После ухода Татьяны я погрузился в скорбные мысли касательно некоторых отрицательных черт своего характера. О своем патологическом неумении отказывать людям. Об отсутствии какой-либо твердости в общении с людьми, особенно с противоположным полом. О необдуманных словах и поступках, которые, решая проблему здесь и сейчас, в перспективе подставляют под удар других.
Короче, я думал о своей врожденной бесхребетности.
Вот зачем нужно было тащить с собой ребенка шляться по городу, когда я прекрасно знал, что она должна находиться в школе? Какой пример подал девочке, как проявил себя в глазах Елены? Паршивенько проявил. Бедная Яна, теперь ей достанется, если уже не досталось. А все почему? Потому что Филиппу Анатольевичу вдруг стало скучно, захотелось общества, компании. Нашел компанию, молодец.

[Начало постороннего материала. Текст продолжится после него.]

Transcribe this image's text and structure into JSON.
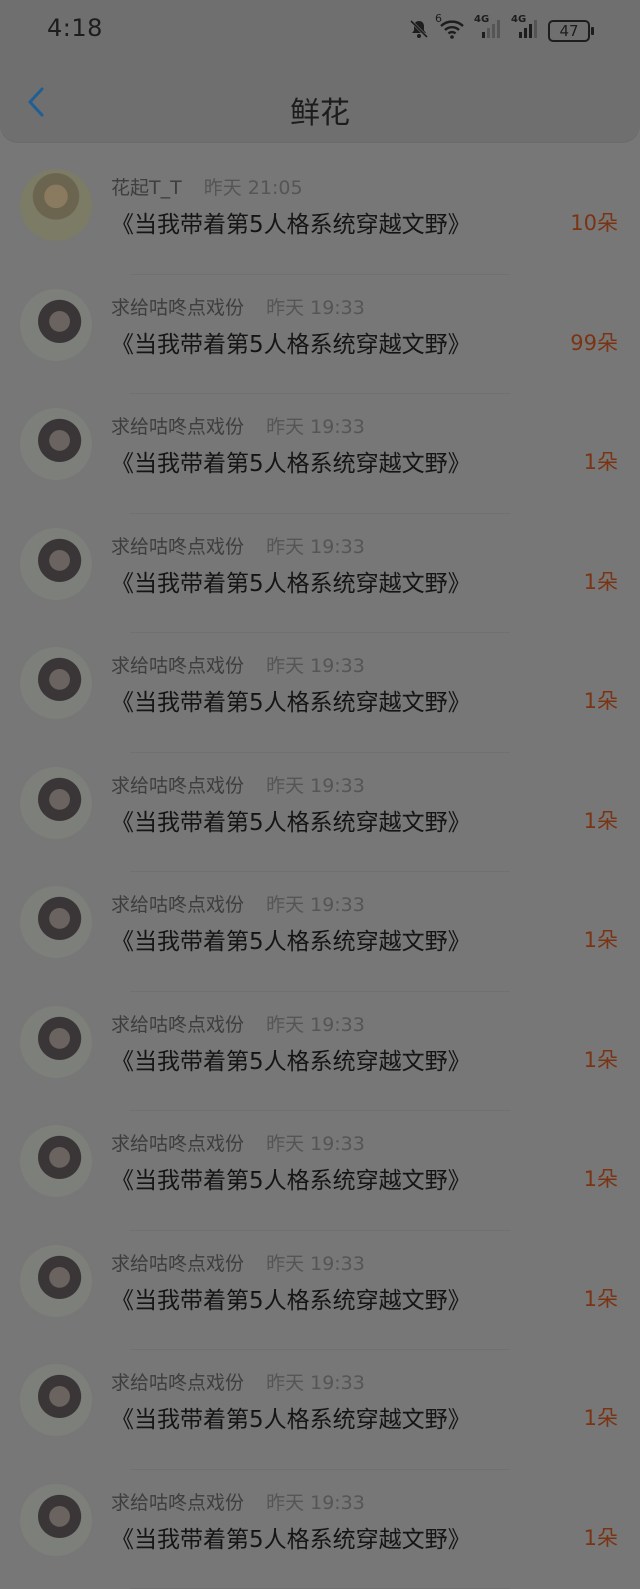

А Татьяна? Ну что стоило дать ей пару «разумных» советов и отправить восвояси? Но нет же, впрягся еще в одну упряжку. Она красивая, очень красивая. И глаза у нее добрые. Но это же не повод лишаться здравого смысла!
Яна и Татьяна. Смешно, смешно, удачная рифма. Что ж тогда настроение такое паршивое? А вечер еще даже не закончился.
Когда в девять часов ко мне завалился радостный Евгений, на этот раз упакованный по всем правилам диггерского ремесла, я пребывал не в самом лучшем настроении и в ответ на вопрос о готовности выступить навстречу новым приключениям чуть было не послал его матом. Выручила природная вежливость и уж больно комичный вид, в котором предстал передо мной мой новый приятель. Это уже был не тот слегка сумасшедший интеллигент с гардеробом, состоящим из вещей, бывших в моде лет десять-двадцать-тридцать-сорок назад. Теперь уже не Евгений, нет. Жеха! Холщовые армейские штаны, из-под которых весело торчали черные подштанники, свитер грубой вязки с «горлом», ветровка, кирзовые сапоги — для полного образа участника Грушинского фестиваля не хватало только старой гитары с приклеенной к деке выцветшей женской фотографией.
Но вместо гитары учитель истории держал в руках две больших лыжных палки, о назначении которых можно было только догадываться — лыж у него с собой не было. Если только он не припарковал их на улице.
— У тебя что-то случилось? — сходу догадался Женя, едва заглянув мне в лицо. — Расскажешь?
— Не могу, — покачал головой я, попутно размышляя, как бы на сегодня отмазаться от поисковых работ.
— Почему? — тут же расстроился он, с досадой швырнув палки на пол. — Я думал, мы друзья. Уфф, как у тебя жарко…
— Может, и друзья… — осторожно согласился я. — Но и друзьям всего не доверишь. Ты сколько свитеров надел?
Ничего себе, он меня уже в друзья записал!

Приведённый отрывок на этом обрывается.